On a scale of 1 to 10, Jeff Reutter with Ohio State University's Sea Grant program, predicts this year will be about a 6. He says the record-breaking 2011 bloom was a 10 while last year's was an 8.
Algae blooms have become a growing concern among politicians and cities that use the lake for drinking water. Those involved with Lake Erie's tourism and fishing industries are pushing for a solution to the problem.
The issue is the toxins that are created by the algae.
"These are toxins that are quite dangerous to people and to animals," he said.
Phosphorus from farm fertilizer runoff and sewage treatment plants feeds the algae, which leave behind harmful toxins.

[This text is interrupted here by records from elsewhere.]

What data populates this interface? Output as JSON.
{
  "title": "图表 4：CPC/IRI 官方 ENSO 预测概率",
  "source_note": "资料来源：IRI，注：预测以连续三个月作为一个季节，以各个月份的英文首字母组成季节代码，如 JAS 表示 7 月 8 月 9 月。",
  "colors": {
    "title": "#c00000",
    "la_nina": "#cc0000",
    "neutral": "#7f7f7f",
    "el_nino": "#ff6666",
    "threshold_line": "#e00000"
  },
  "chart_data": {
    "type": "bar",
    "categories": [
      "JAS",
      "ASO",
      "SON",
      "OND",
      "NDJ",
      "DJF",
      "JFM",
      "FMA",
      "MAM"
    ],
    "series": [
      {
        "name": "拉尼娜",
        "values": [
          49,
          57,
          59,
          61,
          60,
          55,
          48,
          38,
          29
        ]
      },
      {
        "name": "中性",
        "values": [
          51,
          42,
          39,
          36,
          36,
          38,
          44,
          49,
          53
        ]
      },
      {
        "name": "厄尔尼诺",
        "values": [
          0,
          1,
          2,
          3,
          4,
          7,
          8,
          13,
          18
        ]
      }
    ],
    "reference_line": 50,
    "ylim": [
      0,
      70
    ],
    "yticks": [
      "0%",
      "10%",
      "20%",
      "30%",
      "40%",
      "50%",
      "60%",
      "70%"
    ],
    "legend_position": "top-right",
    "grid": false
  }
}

Farm groups in Ohio have asked farmers to take steps to reduce runoff before government regulators impose their own restrictions.
"That nutrient loading and the blooms are the most significant problem impacting the lake right now," said Reutter.
It's not something that's just a problem in Ohio and on Lake Erie. Reutter says up to 30 states are reporting similar problems around the country.